- Born: Laurie Wirt
- Died: June 26, 2006 (aged 47–48) Colorado, U.S.
- Scientific career
- Fields: Hydrology; Aquatic Geochemistry;
- Workplaces: U.S. Geological Survey

= Laurie Wirt =

American scientist working in the fields of hydrology and hydrogeology

Laurie Wirt (1958–2006) was an American scientist working in the fields of hydrology and aquatic geochemistry. She was an activist for water conservation, and was particularly known for her advocacy in the Upper Verde River in Arizona, where she fought against groundwater pumping that threatened river flows. Her research at the U.S. Geological Survey laid out the impacts of pipeline development on aquifers and river flows, and was described as a "Bible for opponents of the pipeline plan ".

== Life ==
Laurie Wirt was born in 1958 and raised in Boylston, Massachusetts. From 1997, she lived in Boulder, Colorado, with her husband, Kirk Vincent. She died on June 26, 2006, in a kayaking accident on the Cache la Poudre River in Colorado. The American Whitewater Accident Database provides a record of the accident. Her death was reported by Southwest Hydrology magazine.

== Education ==
Wirt gained her bachelor's degree in geology from Amherst College and her master's degree in geosciences from the University of Arizona. Her senior research thesis was on the topic of how the Connecticut River was affected by artificial water flow patterns introduced by hydroelectric pump storage and release.

== Research and advocacy ==
Wirt worked as a hydrologist at the U.S. Geological Survey, in Tucson, Arizona, and Denver, Colorado.

Shw was best known for her activist approach, supported by her research findings, and her advocacy included regularly meeting with citizen groups. In particular, she campaigned to preserve the Upper Verde River in Arizona, where river flows were at risk from a planned pipeline project to pump water from the Big Chino basin to provide water to the city of Prescott, Arizona.

Wirt's research at USGS laid out the impacts of the pipeline on the Upper Verde River.
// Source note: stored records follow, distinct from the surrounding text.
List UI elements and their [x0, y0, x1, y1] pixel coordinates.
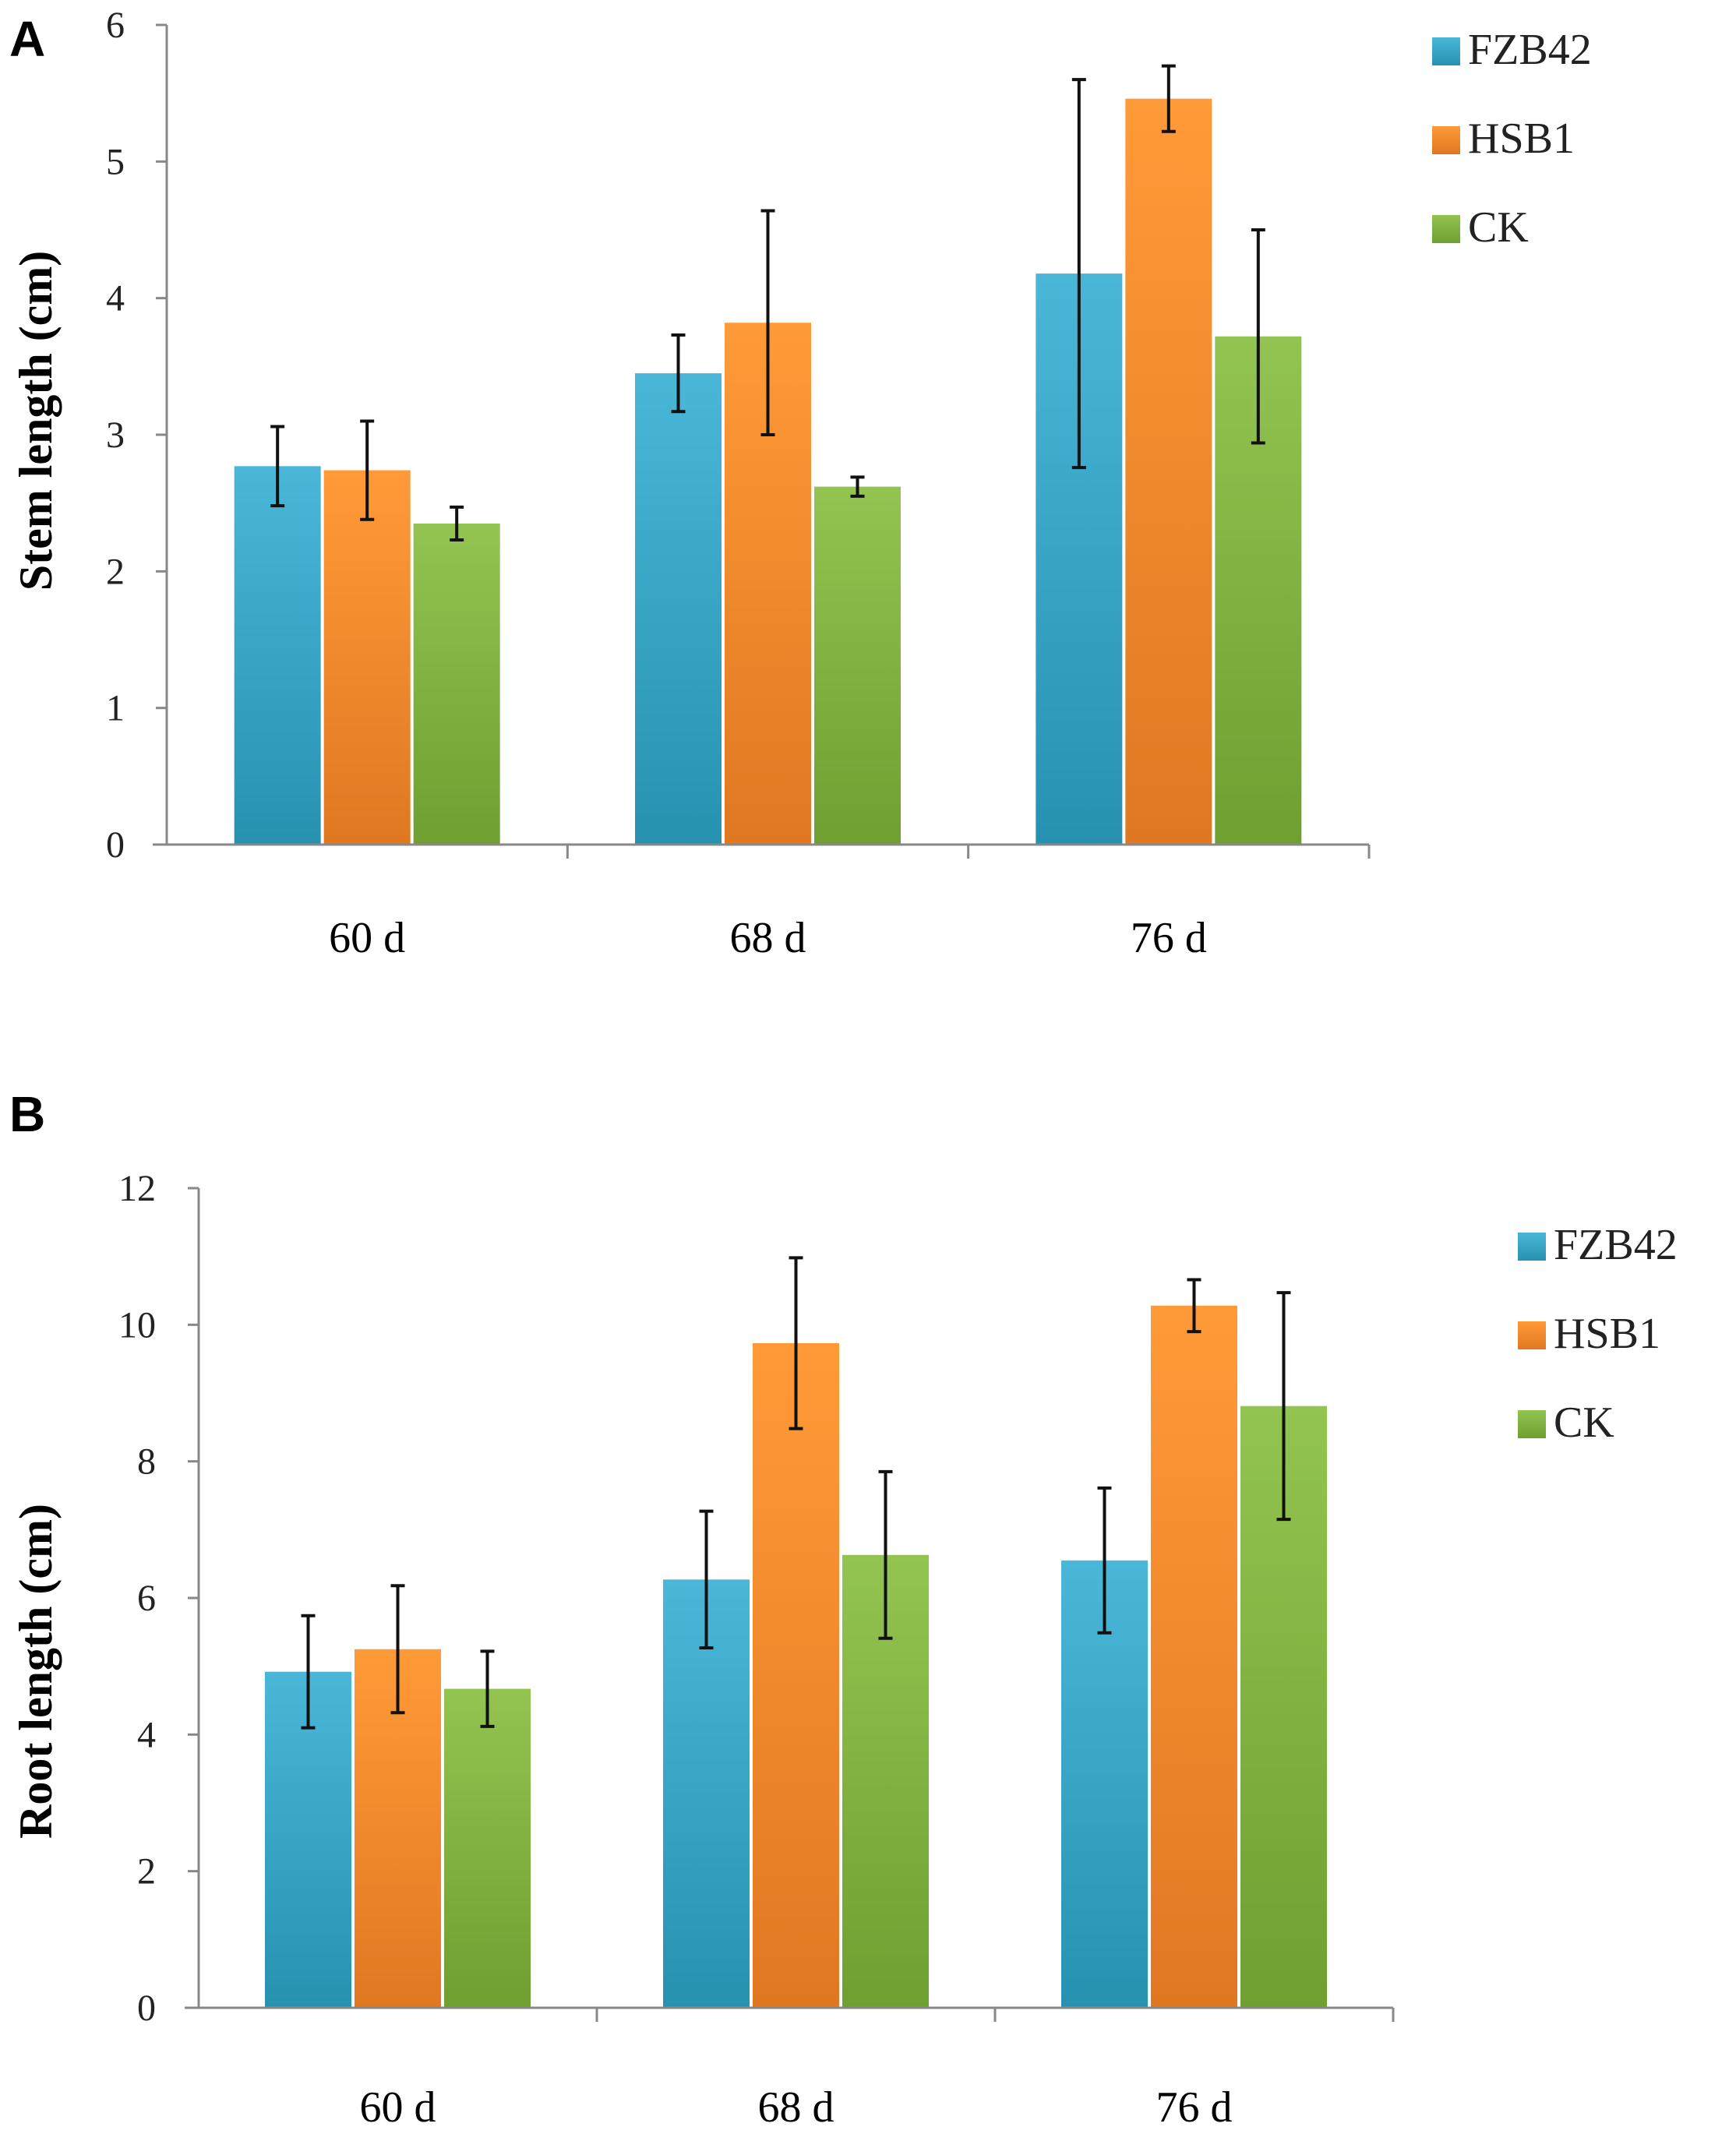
legend-label-fzb42-b: FZB42	[1554, 1221, 1678, 1269]
error-bar-fzb42-68d-a	[671, 333, 686, 414]
y-tick-label-5-a: 5	[106, 141, 125, 182]
legend-label-ck-a: CK	[1468, 203, 1529, 252]
y-tick-label-0-a: 0	[106, 824, 125, 866]
error-bar-hsb1-76d-a	[1161, 64, 1176, 133]
error-bar-ck-60d-a	[450, 505, 464, 542]
legend-label-hsb1-a: HSB1	[1468, 115, 1575, 163]
bar-fzb42-60d-a	[234, 466, 321, 845]
y-axis-title-a: Stem length (cm)	[10, 251, 62, 591]
legend-label-fzb42-a: FZB42	[1468, 26, 1592, 74]
y-tick-label-12-b: 12	[118, 1168, 156, 1209]
error-bar-fzb42-68d-b	[699, 1509, 714, 1649]
error-bar-ck-68d-b	[878, 1469, 893, 1640]
error-bar-fzb42-60d-a	[270, 425, 285, 508]
plot-area-b: 60 d 68 d 76 d 0 2 4 6 8 10 12	[118, 1168, 1395, 2132]
error-bar-ck-76d-b	[1276, 1291, 1291, 1522]
error-bar-hsb1-68d-a	[760, 209, 775, 436]
error-bar-hsb1-76d-b	[1187, 1278, 1201, 1334]
bar-fzb42-68d-b	[663, 1579, 750, 2008]
legend-a: FZB42 HSB1 CK	[1432, 26, 1592, 252]
category-label-76d-a: 76 d	[1131, 914, 1207, 962]
y-tick-label-10-b: 10	[118, 1304, 156, 1346]
y-tick-label-6-a: 6	[106, 5, 125, 46]
bar-ck-68d-a	[814, 486, 901, 845]
error-bar-hsb1-68d-b	[789, 1256, 803, 1430]
y-tick-label-4-a: 4	[106, 278, 125, 319]
error-bar-fzb42-60d-b	[301, 1614, 316, 1730]
category-label-60d-a: 60 d	[329, 914, 405, 962]
bar-hsb1-60d-a	[323, 470, 411, 845]
category-label-60d-b: 60 d	[360, 2083, 436, 2132]
bar-fzb42-68d-a	[635, 373, 722, 845]
y-tick-label-8-b: 8	[137, 1441, 156, 1483]
category-label-68d-a: 68 d	[730, 914, 806, 962]
y-tick-label-4-b: 4	[137, 1714, 156, 1755]
y-axis-title-b: Root length (cm)	[10, 1504, 62, 1839]
legend-swatch-fzb42-a	[1432, 37, 1460, 65]
y-tick-label-6-b: 6	[137, 1578, 156, 1619]
y-tick-label-1-a: 1	[106, 688, 125, 729]
error-bar-ck-60d-b	[480, 1649, 495, 1728]
legend-swatch-fzb42-b	[1518, 1233, 1546, 1261]
legend-swatch-ck-b	[1518, 1410, 1546, 1438]
legend-swatch-ck-a	[1432, 215, 1460, 243]
bar-hsb1-68d-b	[753, 1343, 839, 2008]
error-bar-ck-76d-a	[1251, 228, 1265, 445]
y-tick-label-2-b: 2	[137, 1851, 156, 1892]
error-bar-fzb42-76d-b	[1097, 1486, 1112, 1635]
y-tick-label-2-a: 2	[106, 551, 125, 592]
error-bar-ck-68d-a	[850, 475, 865, 498]
y-tick-label-3-a: 3	[106, 414, 125, 456]
bar-ck-60d-a	[413, 523, 500, 845]
category-label-68d-b: 68 d	[758, 2083, 834, 2132]
bar-hsb1-76d-a	[1125, 98, 1212, 845]
legend-swatch-hsb1-a	[1432, 126, 1460, 154]
legend-label-hsb1-b: HSB1	[1554, 1310, 1660, 1358]
bar-ck-60d-b	[444, 1688, 531, 2008]
error-bar-hsb1-60d-a	[360, 419, 375, 521]
chart-panel-a: A Stem length (cm) 60 d 68 d 76 d 0 1 2 3 4 5 6 F…	[9, 5, 1592, 962]
legend-label-ck-b: CK	[1554, 1399, 1614, 1447]
bar-hsb1-76d-b	[1151, 1305, 1237, 2008]
error-bar-fzb42-76d-a	[1071, 78, 1086, 470]
category-label-76d-b: 76 d	[1156, 2083, 1233, 2132]
panel-label-a: A	[9, 11, 45, 67]
legend-b: FZB42 HSB1 CK	[1518, 1221, 1678, 1447]
panel-label-b: B	[9, 1086, 45, 1142]
y-tick-label-0-b: 0	[137, 1988, 156, 2029]
plot-area-a: 60 d 68 d 76 d 0 1 2 3 4 5 6	[106, 5, 1371, 962]
chart-panel-b: B Root length (cm) 60 d 68 d 76 d 0 2 4 6 8 10 12…	[9, 1086, 1678, 2132]
bar-fzb42-76d-b	[1061, 1560, 1148, 2008]
legend-swatch-hsb1-b	[1518, 1321, 1546, 1349]
error-bar-hsb1-60d-b	[390, 1584, 405, 1715]
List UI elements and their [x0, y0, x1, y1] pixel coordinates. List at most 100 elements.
Her 2005 report "Sources of Base Flow in the Upper Verde River", was described as the "Bible for opponents of the pipeline plan" by The Arizona Republic newspaper. The report used chemical analysis of the water in the springs feeding the river to conclude that up to 86 percent of the Upper Verde comes from the Big Chino. The report drew on Wirt's previous report, co-authored with retired USGS hydrologist Win Hjalmarson, that established the figure as approximately 80 percent.

Wirt's work and conclusions that drawing down the aquifer would devastate the river were disputed and opposed by developers. A detailed account of her part in the campaign is given in the High Country News article "The Battle for the Verde".